Chron: Bipartisan legislation seeks to expand geothermal energy
A top ranking Republican and Democrat have introduced legislation to speed up the development of power plants powered by underground hot springs.
The bipartisan effort comes as politicians look to expand America's geothermal sector, which has largely languished to date, to help reduce reliance on fossil fuels and combat climate change.
"Geothermal is a highly reliable, zero-emission resource able to provide both heat and power almost anywhere,” said Sen. Lisa Murkowski, R-Alaska, chair of the Senate Energy and Natural Resources Committee and co-author of the bill.

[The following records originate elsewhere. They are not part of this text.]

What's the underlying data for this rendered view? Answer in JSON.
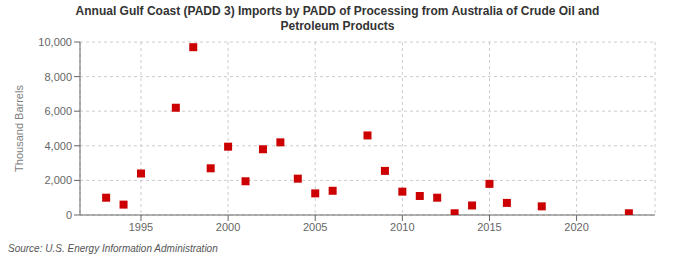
{
  "chart_data": {
    "type": "scatter",
    "title": "Annual Gulf Coast (PADD 3) Imports by PADD of Processing from Australia of Crude Oil and\nPetroleum Products",
    "ylabel": "Thousand Barrels",
    "annotations": [
      "Source: U.S. Energy Information Administration"
    ],
    "x": [
      1993,
      1994,
      1995,
      1997,
      1998,
      1999,
      2000,
      2001,
      2002,
      2003,
      2004,
      2005,
      2006,
      2008,
      2009,
      2010,
      2011,
      2012,
      2013,
      2014,
      2015,
      2016,
      2018,
      2023
    ],
    "values": [
      1000,
      600,
      2400,
      6200,
      9700,
      2700,
      3950,
      1950,
      3800,
      4200,
      2100,
      1250,
      1400,
      4600,
      2550,
      1350,
      1100,
      1000,
      100,
      550,
      1800,
      700,
      500,
      100
    ],
    "color": "#cc0000",
    "marker": "square",
    "xlim": [
      1991.5,
      2024.5
    ],
    "xticks": [
      1995,
      2000,
      2005,
      2010,
      2015,
      2020
    ],
    "ylim": [
      0,
      10000
    ],
    "yticks": [
      0,
      {
        "value": 2000,
        "label": "2,000"
      },
      {
        "value": 4000,
        "label": "4,000"
      },
      {
        "value": 6000,
        "label": "6,000"
      },
      {
        "value": 8000,
        "label": "8,000"
      },
      {
        "value": 10000,
        "label": "10,000"
      }
    ],
    "grid": true
  }
}
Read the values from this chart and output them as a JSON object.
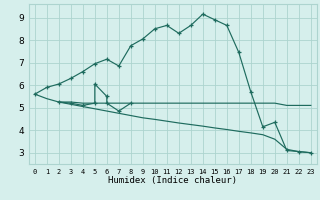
{
  "xlabel": "Humidex (Indice chaleur)",
  "bg_color": "#d6efec",
  "grid_color": "#add4cf",
  "line_color": "#1e6b5e",
  "xlim": [
    -0.5,
    23.5
  ],
  "ylim": [
    2.5,
    9.6
  ],
  "xticks": [
    0,
    1,
    2,
    3,
    4,
    5,
    6,
    7,
    8,
    9,
    10,
    11,
    12,
    13,
    14,
    15,
    16,
    17,
    18,
    19,
    20,
    21,
    22,
    23
  ],
  "yticks": [
    3,
    4,
    5,
    6,
    7,
    8,
    9
  ],
  "curve_main_x": [
    0,
    1,
    2,
    3,
    4,
    5,
    6,
    7,
    8,
    9,
    10,
    11,
    12,
    13,
    14,
    15,
    16,
    17,
    18,
    19,
    20,
    21,
    22,
    23
  ],
  "curve_main_y": [
    5.6,
    5.9,
    6.05,
    6.3,
    6.6,
    6.95,
    7.15,
    6.85,
    7.75,
    8.05,
    8.5,
    8.65,
    8.3,
    8.65,
    9.15,
    8.9,
    8.65,
    7.45,
    5.7,
    4.15,
    4.35,
    3.1,
    3.05,
    3.0
  ],
  "curve_flat_x": [
    2,
    3,
    4,
    5,
    6,
    7,
    8,
    9,
    10,
    11,
    12,
    13,
    14,
    15,
    16,
    17,
    18,
    19,
    20,
    21,
    22,
    23
  ],
  "curve_flat_y": [
    5.25,
    5.25,
    5.2,
    5.2,
    5.2,
    5.2,
    5.2,
    5.2,
    5.2,
    5.2,
    5.2,
    5.2,
    5.2,
    5.2,
    5.2,
    5.2,
    5.2,
    5.2,
    5.2,
    5.1,
    5.1,
    5.1
  ],
  "curve_diag_x": [
    0,
    1,
    2,
    3,
    4,
    5,
    6,
    7,
    8,
    9,
    10,
    11,
    12,
    13,
    14,
    15,
    16,
    17,
    18,
    19,
    20,
    21,
    22,
    23
  ],
  "curve_diag_y": [
    5.6,
    5.4,
    5.25,
    5.15,
    5.05,
    4.95,
    4.85,
    4.75,
    4.65,
    4.55,
    4.48,
    4.4,
    4.32,
    4.25,
    4.18,
    4.1,
    4.03,
    3.95,
    3.88,
    3.8,
    3.6,
    3.15,
    3.05,
    3.0
  ],
  "curve_zigzag_x": [
    2,
    3,
    4,
    5,
    5,
    6,
    6,
    7,
    8
  ],
  "curve_zigzag_y": [
    5.25,
    5.2,
    5.1,
    5.2,
    6.05,
    5.5,
    5.2,
    4.85,
    5.2
  ]
}
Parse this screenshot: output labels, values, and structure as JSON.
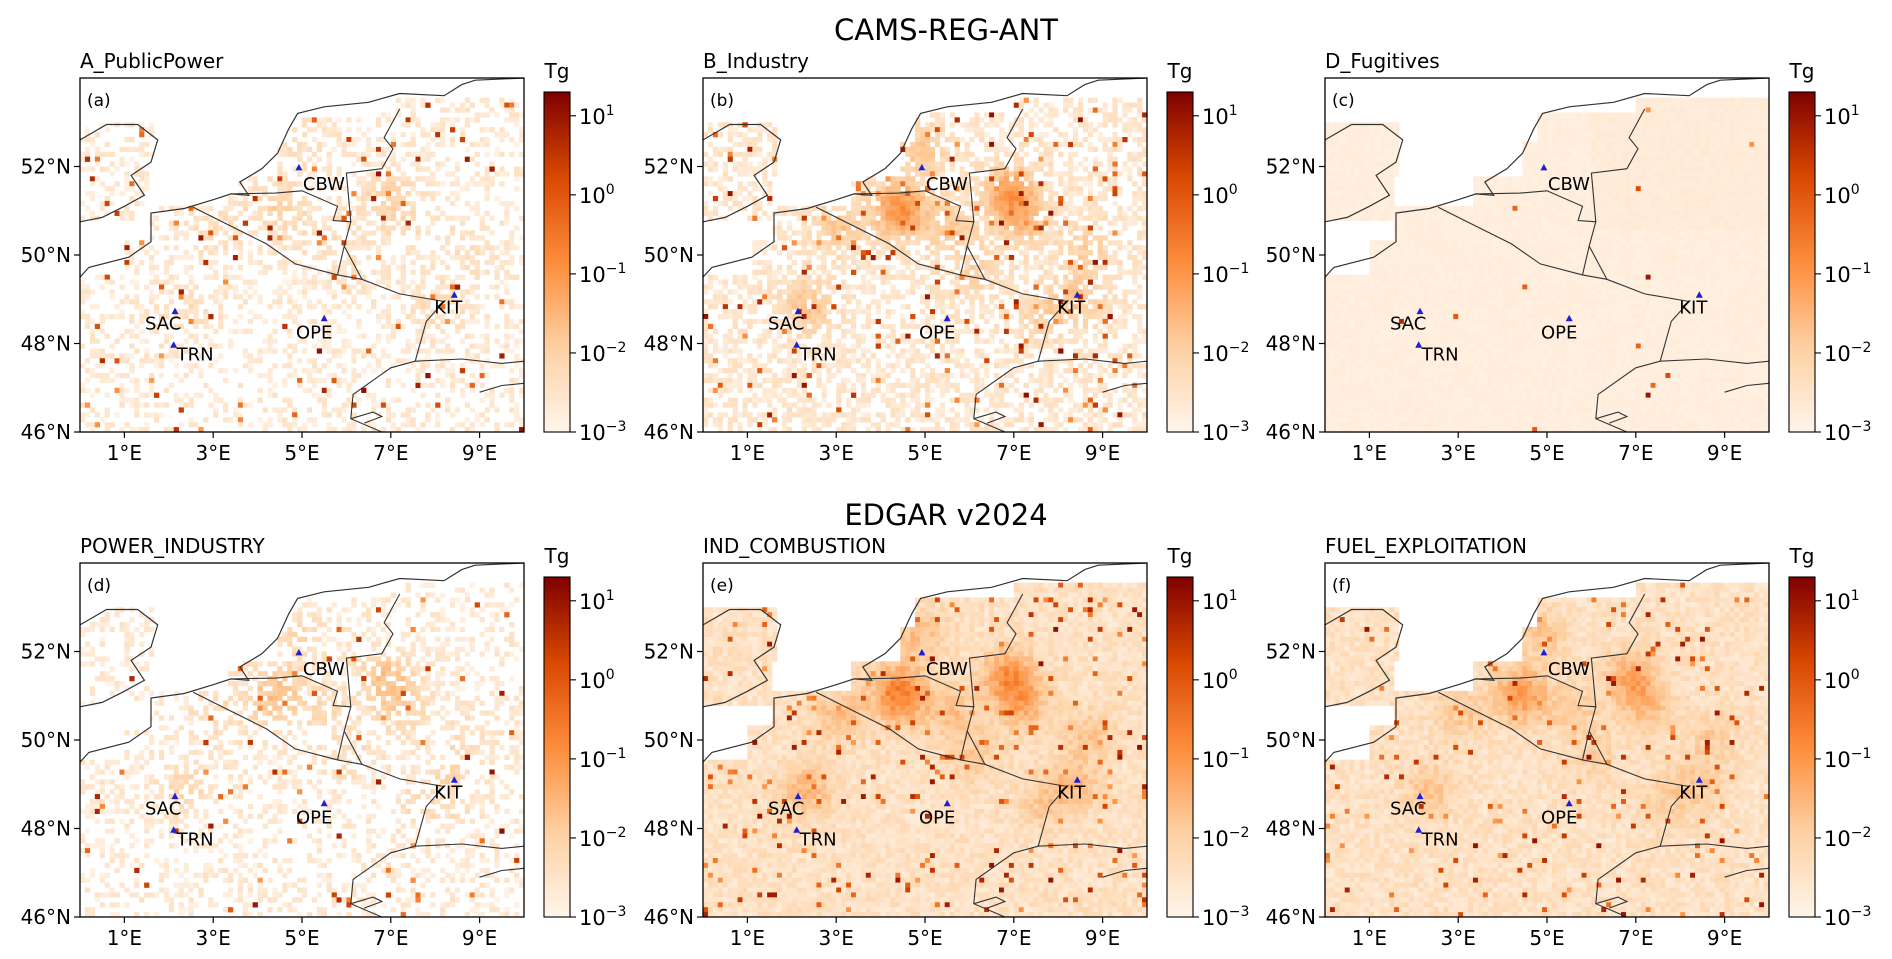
{
  "figure": {
    "row_titles": [
      "CAMS-REG-ANT",
      "EDGAR v2024"
    ],
    "colorbar_unit": "Tg",
    "colorbar_ticks": [
      {
        "base": "10",
        "exp": "1",
        "value": 10
      },
      {
        "base": "10",
        "exp": "0",
        "value": 1
      },
      {
        "base": "10",
        "exp": "−1",
        "value": 0.1
      },
      {
        "base": "10",
        "exp": "−2",
        "value": 0.01
      },
      {
        "base": "10",
        "exp": "−3",
        "value": 0.001
      }
    ],
    "colorbar_scale": "log",
    "colormap_colors": [
      "#fff5eb",
      "#fdd0a2",
      "#fd8d3c",
      "#d94801",
      "#7f0000"
    ],
    "lon_range": [
      0,
      10
    ],
    "lat_range": [
      46,
      54
    ],
    "x_tick_labels": [
      {
        "lon": 1,
        "label": "1°E"
      },
      {
        "lon": 3,
        "label": "3°E"
      },
      {
        "lon": 5,
        "label": "5°E"
      },
      {
        "lon": 7,
        "label": "7°E"
      },
      {
        "lon": 9,
        "label": "9°E"
      }
    ],
    "y_tick_labels": [
      {
        "lat": 52,
        "label": "52°N"
      },
      {
        "lat": 50,
        "label": "50°N"
      },
      {
        "lat": 48,
        "label": "48°N"
      },
      {
        "lat": 46,
        "label": "46°N"
      }
    ],
    "station_marker_color": "#1f1fd6",
    "border_color": "#333333"
  },
  "chart_data": [
    {
      "type": "heatmap",
      "panel_label": "(a)",
      "title": "A_PublicPower",
      "scale": "log",
      "colorbar_range": [
        0.001,
        20
      ],
      "intensity": 0.25,
      "hotspot_density": 0.05,
      "base_fill": "sparse"
    },
    {
      "type": "heatmap",
      "panel_label": "(b)",
      "title": "B_Industry",
      "scale": "log",
      "colorbar_range": [
        0.001,
        20
      ],
      "intensity": 0.55,
      "hotspot_density": 0.06,
      "base_fill": "moderate"
    },
    {
      "type": "heatmap",
      "panel_label": "(c)",
      "title": "D_Fugitives",
      "scale": "log",
      "colorbar_range": [
        0.001,
        20
      ],
      "intensity": 0.08,
      "hotspot_density": 0.002,
      "base_fill": "uniform"
    },
    {
      "type": "heatmap",
      "panel_label": "(d)",
      "title": "POWER_INDUSTRY",
      "scale": "log",
      "colorbar_range": [
        0.001,
        20
      ],
      "intensity": 0.4,
      "hotspot_density": 0.04,
      "base_fill": "sparse"
    },
    {
      "type": "heatmap",
      "panel_label": "(e)",
      "title": "IND_COMBUSTION",
      "scale": "log",
      "colorbar_range": [
        0.001,
        20
      ],
      "intensity": 0.6,
      "hotspot_density": 0.05,
      "base_fill": "dense"
    },
    {
      "type": "heatmap",
      "panel_label": "(f)",
      "title": "FUEL_EXPLOITATION",
      "scale": "log",
      "colorbar_range": [
        0.001,
        20
      ],
      "intensity": 0.45,
      "hotspot_density": 0.03,
      "base_fill": "dense"
    }
  ],
  "stations": [
    {
      "name": "CBW",
      "lon": 4.93,
      "lat": 51.97
    },
    {
      "name": "SAC",
      "lon": 2.14,
      "lat": 48.72
    },
    {
      "name": "TRN",
      "lon": 2.11,
      "lat": 47.96
    },
    {
      "name": "OPE",
      "lon": 5.5,
      "lat": 48.56
    },
    {
      "name": "KIT",
      "lon": 8.43,
      "lat": 49.09
    }
  ]
}
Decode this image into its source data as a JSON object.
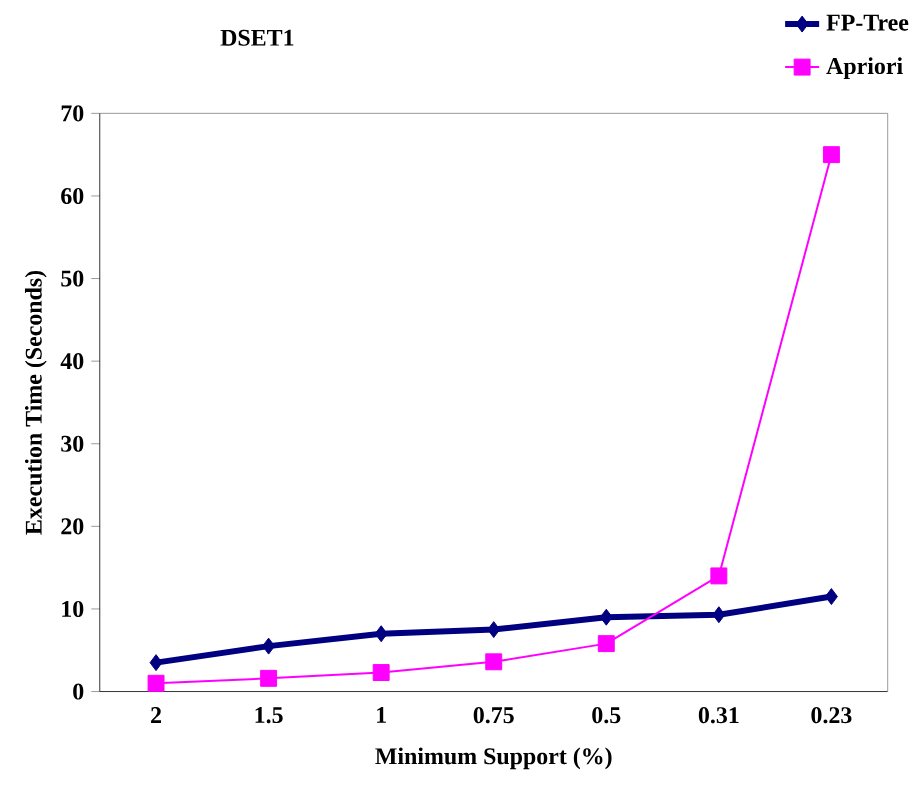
{
  "chart_data": {
    "type": "line",
    "title": "DSET1",
    "xlabel": "Minimum Support (%)",
    "ylabel": "Execution Time (Seconds)",
    "categories": [
      "2",
      "1.5",
      "1",
      "0.75",
      "0.5",
      "0.31",
      "0.23"
    ],
    "series": [
      {
        "name": "FP-Tree",
        "color": "#000080",
        "marker": "diamond",
        "values": [
          3.5,
          5.5,
          7,
          7.5,
          9,
          9.3,
          11.5
        ]
      },
      {
        "name": "Apriori",
        "color": "#ff00ff",
        "marker": "square",
        "values": [
          1,
          1.6,
          2.3,
          3.6,
          5.8,
          14,
          65
        ]
      }
    ],
    "ylim": [
      0,
      70
    ],
    "yticks": [
      0,
      10,
      20,
      30,
      40,
      50,
      60,
      70
    ],
    "legend": "top right",
    "grid": false,
    "line_style": "solid"
  }
}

The bill, introduced Wednesday, would expand research into the energy technology and make changes to the permitting process for plants, which must be located above hot water reservoirs with temperatures reaching as high as 700 degrees.
According to a 2011 report by the U.S. Energy Information Administration, the United States has such reservoirs in abundance, primarily in the western half of the country, including some in eastern and South Texas.
But high costs drive away many developers. Right now U.S. geothermal capacity is only 2,600 megawatts, or .2 percent of the power grid, with most of those facilities located in California.
The Department of Energy estimates that with government intervention by 2050 the United States could have 60,000 megawatts of geothermal capacity.
Sen. Joe Manchin, D-W.V, ranking member on the energy committee and co-author of the bill, said the bill would support research that seeks to, "identify and explore deeper or lower temperature resources and illustrate that geothermal can work anywhere."